Processo: APELAÇÃO CÍVEL - 0100226-23.2017.8.20.0151
Polo ativo
MPRN - PROMOTORIA SÃO BENTO DO NORTE e outros
Advogado(s):
Polo passivo
AMARILDO ELIAS DE MORAIS
Advogado(s): FREDERICO CARLOS FERREIRA MACHADO

EMENTA: DIREITO PROCESSUAL CIVIL, CONSTITUCIONAL E ADMINISTRATIVO. APELAÇÃO CÍVEL. AÇÃO CIVIL PÚBLICA POR ATO DE IMPROBIDADE ADMINISTRATIVA. CONTRATAÇÃO SEM OBSERVÂNCIA DE CONCURSO PÚBLICO. AUSÊNCIA DE LEI AUTORIZANDO CONTRATAÇÃO EXCEPCIONAL. DESRESPEITO AOS PRINCÍPIOS DA ADMINISTRAÇÃO PÚBLICA. CARACTERIZAÇÃO DO ATO ÍMPROBO PREVISTO NO ART. 11 DA LEI DE IMPROBIDADE ADMINISTRATIVA. DOLO DEMONSTRADO. MANUTENÇÃO DA SENTENÇA. CONHECIMENTO E DESPROVIMENTO DO APELO.

ACÓRDÃO

Vistos, relatados e discutidos estes autos em que são partes as acima nominadas:

Acordam os Desembargadores da Segunda Turma da Primeira Câmara Cível do Tribunal de Justiça do Estado do Rio Grande do Norte, por unanimidade de votos, em consonância com o parecer da 17ª Procuradoria de Justiça, conhecer e julgar desprovido o apelo, nos termos do voto do relator.

RELATÓRIO

Trata-se de apelação cível interposta por Amarildo Elias de Morais em face de sentença proferida pelo Juízo de Direito da Vara Única da Comarca de São Bento do Norte/RN (ID 8532975), que no bojo de Ação Civil Pública, proposta pelo Ministério Público/RN, julgou procedente o pedido inicial, reconhecendo a prática de ato constante no art. 11 da Lei de Improbidade Administrativa, condenou a parte recorrente ao pagamento de multa civil, em favor da municipalidade, de três vezes o valor da remuneração percebida à época e proibição de contratar com o Poder Público ou receber benefícios ou incentivos creditícios.

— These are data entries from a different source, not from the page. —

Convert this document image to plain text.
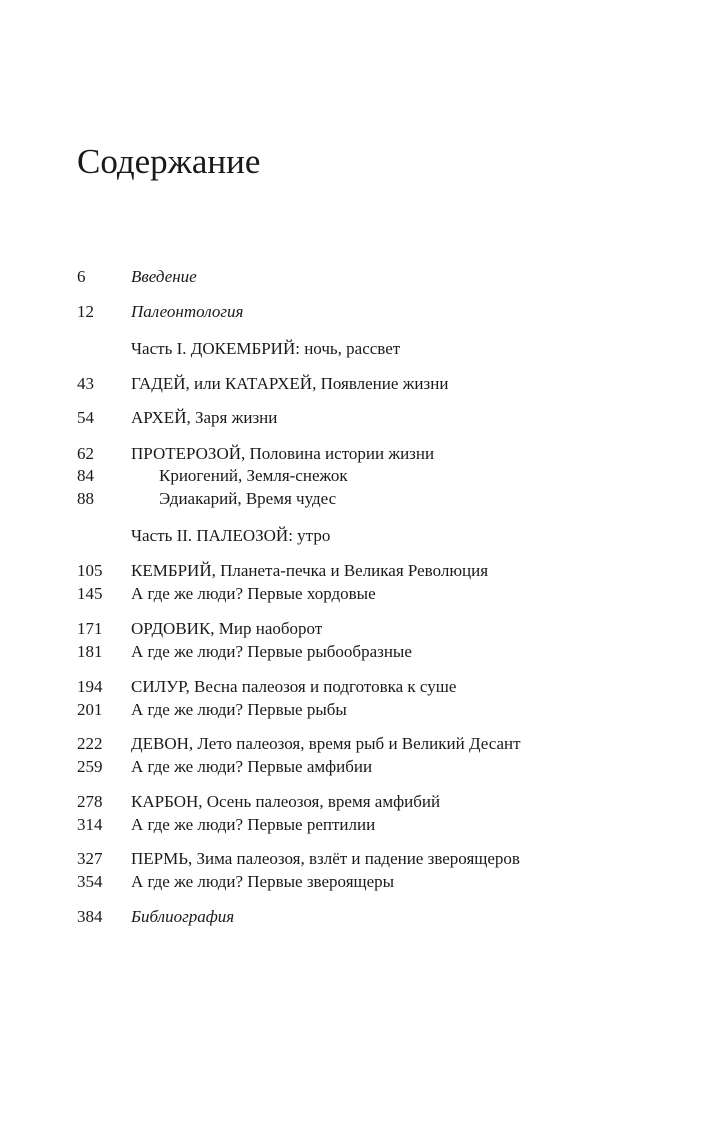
Содержание
6	Введение
12 Палеонтология
Часть I. ДОКЕМБРИЙ: ночь, рассвет
43 ГАДЕЙ, или КАТАРХЕЙ, Появление жизни
54 АРХЕЙ, Заря жизни
62 ПРОТЕРОЗОЙ, Половина истории жизни
84	Криогений, Земля-снежок
88	Эдиакарий, Время чудес
Часть II. ПАЛЕОЗОЙ: утро
105 КЕМБРИЙ, Планета-печка и Великая Революция
145 А где же люди? Первые хордовые
171 ОРДОВИК, Мир наоборот
181 А где же люди? Первые рыбообразные
194 СИЛУР, Весна палеозоя и подготовка к суше
201 А где же люди? Первые рыбы
222 ДЕВОН, Лето палеозоя, время рыб и Великий Десант
259 А где же люди? Первые амфибии
278 КАРБОН, Осень палеозоя, время амфибий
314 А где же люди? Первые рептилии
327 ПЕРМЬ, Зима палеозоя, взлёт и падение звероящеров
354 А где же люди? Первые звероящеры
384 Библиография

Em suas razões recursais de ID 8532975, aduz a parte apelante que havia lei municipal que autorizava a contratação excepcional.

Afirma que não agiu de má-fé e que não houve danos aos cofres públicos, devendo ser aplicado o princípio da insignificância.

Destaca que não podia fazer concurso, à época, pois havia concurso em andamento sendo questionado judicialmente.

Termina requerendo o provimento do recurso.

Intimado, o Ministério Público em primeiro grau apresentou suas contrarrazões (ID 8532975), nas quais sustenta que houve clara ofensa ao princípio da legalidade, pois não havia qualquer contrato formalizado pela prefeitura.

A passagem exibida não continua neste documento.